We went on to do a mat about Kate’s learning and thinking. In this set, there are symbols which cover higher level language activities such as reading, problem solving and organisation. When we talked about these areas, Kate was able to tell me about the things she was finding most problematic, but could also identify some things that she felt she could still manage (such as calculations and reading newspapers).
I then asked Kate how she felt about communicating with different people in her life. This mat shows that Kate found talking to her husband and her parents (who lived quite far away) particularly difficult.
As a result of doing these mats, we were able to target the things that mattered most to Kate in relation to her communication, and came up with the following actions:
1. Kate felt that her husband needed support and information, so we spent time working with him, showing him the best ways to support Kate’s communication.
2. Because Kate’s parents lived quite far away, she could only contact them using the phone, which was very difficult. We worked on getting Skype set up so that Kate could communicate with her family using all the modes available to her.
By splitting communication into different sub mats, Kate was able to think about different aspects of her communication and identify the things that she found most challenging. Together we began to work out some ways to help her overcome her difficulties.
Use the communication symbols to find out what people want to work on and use a collaborative approach to establish some goals to work on in therapy. I used the original Talking Mats when I explored Kate’s communication with her, but you could do the same with Digital Talking Mats. Find out more about it here.
Within the Health and Well-being resource there are four symbol sets (health, looking after yourself, communication and leisure & environment). Within the ‘health’ set, there are three topics which can be used to help people express their views about different aspects of their health:
I worked with Pete who had severe aphasia. Pete had a range of health problems, including epilepsy and high blood pressure. Pete found it very difficult to communicate with his GP, and usually relied on his wife to translate. This meant that not all of Pete’s health problems were addressed or discussed when he went to the doctor, and he often felt excluded from conversations at these appointments. Prior to one of Pete’s GP appointments, I used Talking Mats with Pete to find out how he felt about his health. During our discussions, Pete was able to tell me that he was worried about a number of issues, but he especially wanted to talk to his GP about his ears, as he was having a lot of pain and also had a ringing sensation in his ears which meant that he found it very difficult to concentrate, particularly when watching TV.

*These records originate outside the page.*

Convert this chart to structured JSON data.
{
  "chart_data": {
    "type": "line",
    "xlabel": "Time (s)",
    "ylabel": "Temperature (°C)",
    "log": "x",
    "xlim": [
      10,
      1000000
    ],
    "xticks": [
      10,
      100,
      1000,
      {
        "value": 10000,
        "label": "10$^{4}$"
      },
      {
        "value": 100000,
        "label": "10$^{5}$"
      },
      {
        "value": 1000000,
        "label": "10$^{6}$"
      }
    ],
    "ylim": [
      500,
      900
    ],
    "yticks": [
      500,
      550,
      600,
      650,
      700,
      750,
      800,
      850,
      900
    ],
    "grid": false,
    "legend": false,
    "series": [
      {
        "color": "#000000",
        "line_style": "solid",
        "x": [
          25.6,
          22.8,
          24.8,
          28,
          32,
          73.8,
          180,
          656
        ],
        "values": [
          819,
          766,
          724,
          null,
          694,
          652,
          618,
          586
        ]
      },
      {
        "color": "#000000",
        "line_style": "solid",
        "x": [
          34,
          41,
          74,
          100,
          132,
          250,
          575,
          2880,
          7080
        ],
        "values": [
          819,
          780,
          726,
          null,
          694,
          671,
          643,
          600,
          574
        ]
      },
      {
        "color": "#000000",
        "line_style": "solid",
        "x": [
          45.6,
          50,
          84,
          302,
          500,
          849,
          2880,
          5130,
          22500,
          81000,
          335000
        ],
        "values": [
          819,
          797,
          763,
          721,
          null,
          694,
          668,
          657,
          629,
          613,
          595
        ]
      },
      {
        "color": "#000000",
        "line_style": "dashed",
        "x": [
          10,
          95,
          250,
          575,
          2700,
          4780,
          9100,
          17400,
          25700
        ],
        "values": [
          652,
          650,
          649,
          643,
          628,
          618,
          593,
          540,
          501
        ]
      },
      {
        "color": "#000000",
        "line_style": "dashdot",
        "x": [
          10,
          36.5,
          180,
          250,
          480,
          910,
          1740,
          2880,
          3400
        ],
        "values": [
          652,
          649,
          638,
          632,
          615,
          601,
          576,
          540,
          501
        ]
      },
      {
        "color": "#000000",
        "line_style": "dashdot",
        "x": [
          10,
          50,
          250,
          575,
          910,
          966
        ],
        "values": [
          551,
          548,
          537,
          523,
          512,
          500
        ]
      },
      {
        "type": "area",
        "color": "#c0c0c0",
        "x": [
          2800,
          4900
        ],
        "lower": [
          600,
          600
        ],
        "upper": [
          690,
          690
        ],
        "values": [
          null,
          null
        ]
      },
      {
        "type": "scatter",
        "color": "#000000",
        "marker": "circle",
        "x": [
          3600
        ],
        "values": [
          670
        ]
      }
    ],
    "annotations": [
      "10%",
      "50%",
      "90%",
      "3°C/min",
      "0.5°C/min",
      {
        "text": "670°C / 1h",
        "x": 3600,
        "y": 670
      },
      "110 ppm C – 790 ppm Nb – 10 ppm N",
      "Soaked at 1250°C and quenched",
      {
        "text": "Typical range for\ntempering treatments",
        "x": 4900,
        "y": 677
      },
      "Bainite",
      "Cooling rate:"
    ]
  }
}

Pete took the photo of his completed mat with him to his next GP appointment and his GP used this as a focus for discussions. As a result, Pete was referred to an audiologist for assessment. His GP also spent time discussing Pete’s epilepsy with him and referred him back to the epilepsy specialist nurse who worked with Pete and his wife to improve their understanding and management of it.
Using Talking Mats helped Pete prepare for his GP appointment and also ensured that his GP focused on what was important to him. As a result, time was spent more effectively by all and Pete felt listened to and really participated in his GP consultation.
Use the Talking Mats ‘health’ symbols from the health and well-being resource to help people prepare for appointments with health professionals and manage their health more effectively.